You grew up in India in the shadow of the Himalayas with a Hindu Indian father and an Iraqi Jewish mother, and spent time on a kibbutz in Israel, before coming to art school and settling in England in the early 1970s. Here, you immersed yourself in the most radical art of the time. Do you think this diverse background has instilled an outsider spirit—and maybe a greater sense of freedom?

And to add to that, I’m now married to a Muslim! On one level, yes. But perhaps it also brings a perennial sense of homelessness. I remain homeless in my head. And, perhaps at some level, a gender homelessness is also part of this curious thing—though I don’t strictly see it in those terms. I am who I am, male and whatever else. But I’m deeply drawn to the feminine. The radical anthropologist Chris Knight talks of the first acts of culture being formed by women whose primal act was to cover their bodies with red ochre; he claims the first cultural acts were red ochre dancing. That moment of original creative formation is totally believable to me. Then, in Catholic art, we see the Madonna clothed in red, but then she becomes blue, as she’s taken from the earth and put in the sky.

Anish Kapoor, Descent into Limbo (1992) Photo: Filipe Braga © Anish Kapoor.
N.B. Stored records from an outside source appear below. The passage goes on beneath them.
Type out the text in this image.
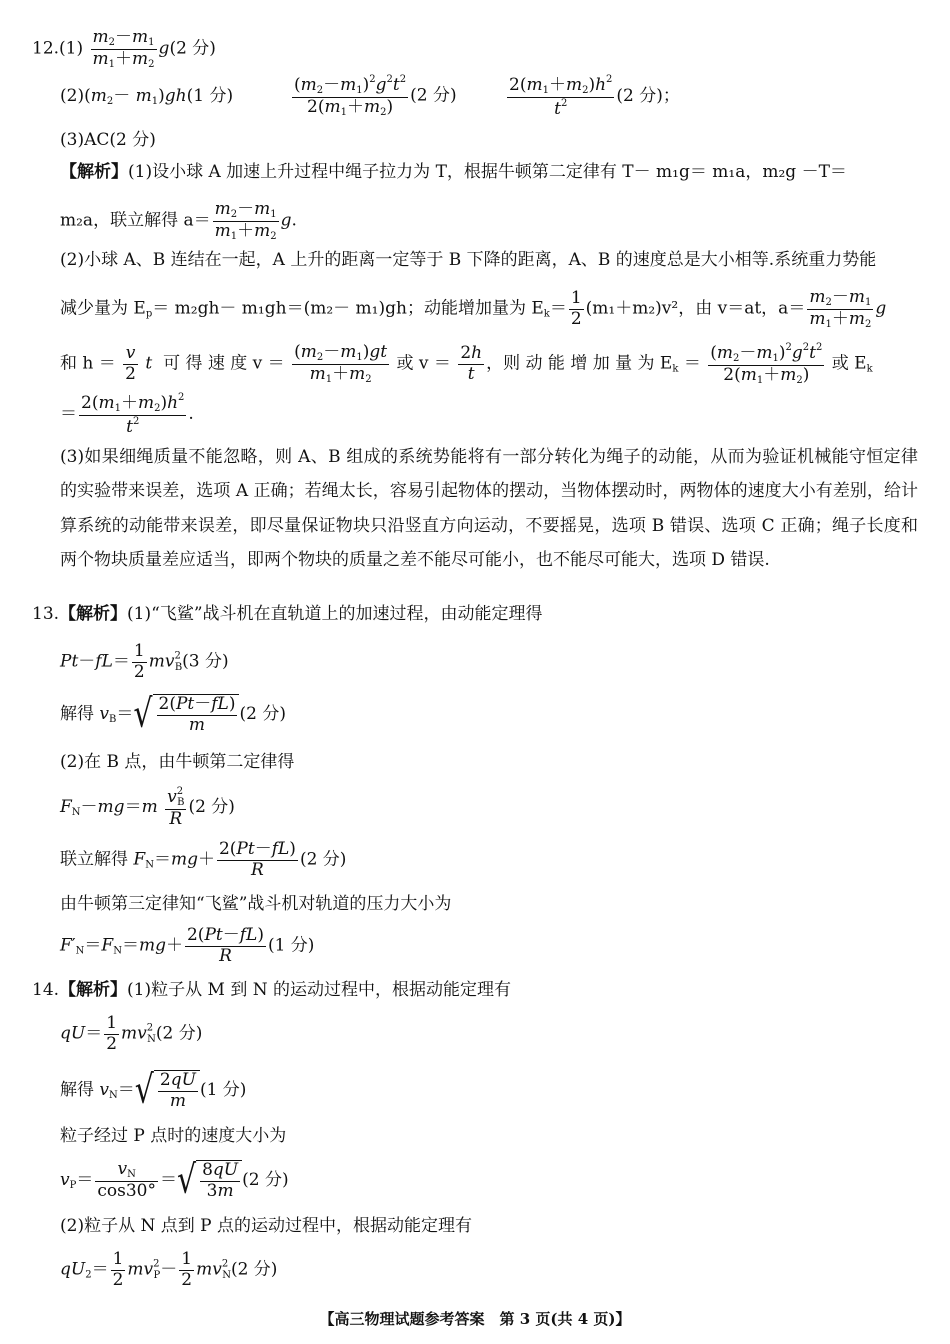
$12.(1) \frac{m_2-m_1}{m_1+m_2} g(2$ 分)
$(2)(m_2- m_1)gh(1$ 分)	$\frac{(m_2-m_1)^2g^2t^2}{2(m_1+m_2)} (2$ 分)	$\frac{2(m_1+m_2)h^2}{t^2} (2$ 分)；
(3)AC(2 分)
【解析】(1)设小球 A 加速上升过程中绳子拉力为 T，根据牛顿第二定律有 T－ m₁g＝ m₁a，m₂g －T＝
m₂a，联立解得 $a= \frac{m_2-m_1}{m_1+m_2} g$.
(2)小球 A、B 连结在一起，A 上升的距离一定等于 B 下降的距离，A、B 的速度总是大小相等.系统重力势能
减少量为 $E_p= m_2gh- m_1gh=(m_2- m_1)gh$；动能增加量为 $E_k= \frac{1}{2} (m_1+m_2)v^2$，由 v＝at，$a= \frac{m_2-m_1}{m_1+m_2}$ g
和 $h = \frac{v}{2}$ t 可 得 速 度 $v = \frac{(m_2-m_1)gt}{m_1+m_2}$ 或 $v = \frac{2h}{t}$ ，则 动 能 增 加 量 为 $E_k = \frac{(m_2-m_1)^2g^2t^2}{2(m_1+m_2)}$ 或 $E_k$
＝ $\frac{2(m_1+m_2)h^2}{t^2}$ .
(3)如果细绳质量不能忽略，则 A、B 组成的系统势能将有一部分转化为绳子的动能，从而为验证机械能守恒定律的实验带来误差，选项 A 正确；若绳太长，容易引起物体的摆动，当物体摆动时，两物体的速度大小有差别，给计算系统的动能带来误差，即尽量保证物块只沿竖直方向运动，不要摇晃，选项 B 错误、选项 C 正确；绳子长度和两个物块质量差应适当，即两个物块的质量之差不能尽可能小，也不能尽可能大，选项 D 错误.
13.【解析】(1)“飞鲨”战斗机在直轨道上的加速过程，由动能定理得
$Pt-fL= \frac{1}{2} mv^2_B(3$ 分)
解得 $v_B=√ \frac{2(Pt-fL)}{m} (2$ 分)
(2)在 B 点，由牛顿第二定律得
$F_N-mg=m \frac{v^2_B}{R} (2$ 分)
联立解得 $F_N=mg+ \frac{2(Pt-fL)}{R} (2$ 分)
由牛顿第三定律知“飞鲨”战斗机对轨道的压力大小为
$F'_N=F_N=mg+ \frac{2(Pt-fL)}{R} (1$ 分)
14.【解析】(1)粒子从 M 到 N 的运动过程中，根据动能定理有
$qU= \frac{1}{2} mv^2_N(2$ 分)
解得 $v_N=√ \frac{2qU}{m} (1$ 分)
粒子经过 P 点时的速度大小为
$v_P= \frac{v_N}{\cos 30^\circ}$ ＝√ $\frac{8qU}{3m} (2$ 分)
(2)粒子从 N 点到 P 点的运动过程中，根据动能定理有
$qU_2= \frac{1}{2} mv^2_P- \frac{1}{2} mv^2_N(2$ 分)
【高三物理试题参考答案　第 3 页(共 4 页)】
All rights reserved, DACS, 2026

The other colour you have become especially associated with in recent years is black. In 2016 you gained the exclusive artistic licence for Vantablack, developed by Surrey NanoSystems to be the darkest manmade substance in existence, absorbing more than 99% of visible light. Your use of this material has resulted in what you call “non-object” works, which from certain angles seem to vanish altogether—literally into a black hole.

I’ve worked with this wonderful team for many years now and I should say it is a technology, not a paint. A surface is put down on a material and then it goes into a reactor. It’s highly technical, dangerous and difficult. And the particles, the nano tubes, stand up rather like a velvet, and light gets trapped between the particles and can’t escape, which makes it all super-black. I’m deeply interested in [Kazimir] Malevich, and the radical proposition of his Black Square as a four-dimensional object and the notion that fiction and reality mix with each other. A four-dimensional object is only four dimensional if you believe it. So, this poetic object sits in a wonderful place between the fictional and the real, between being and non-being.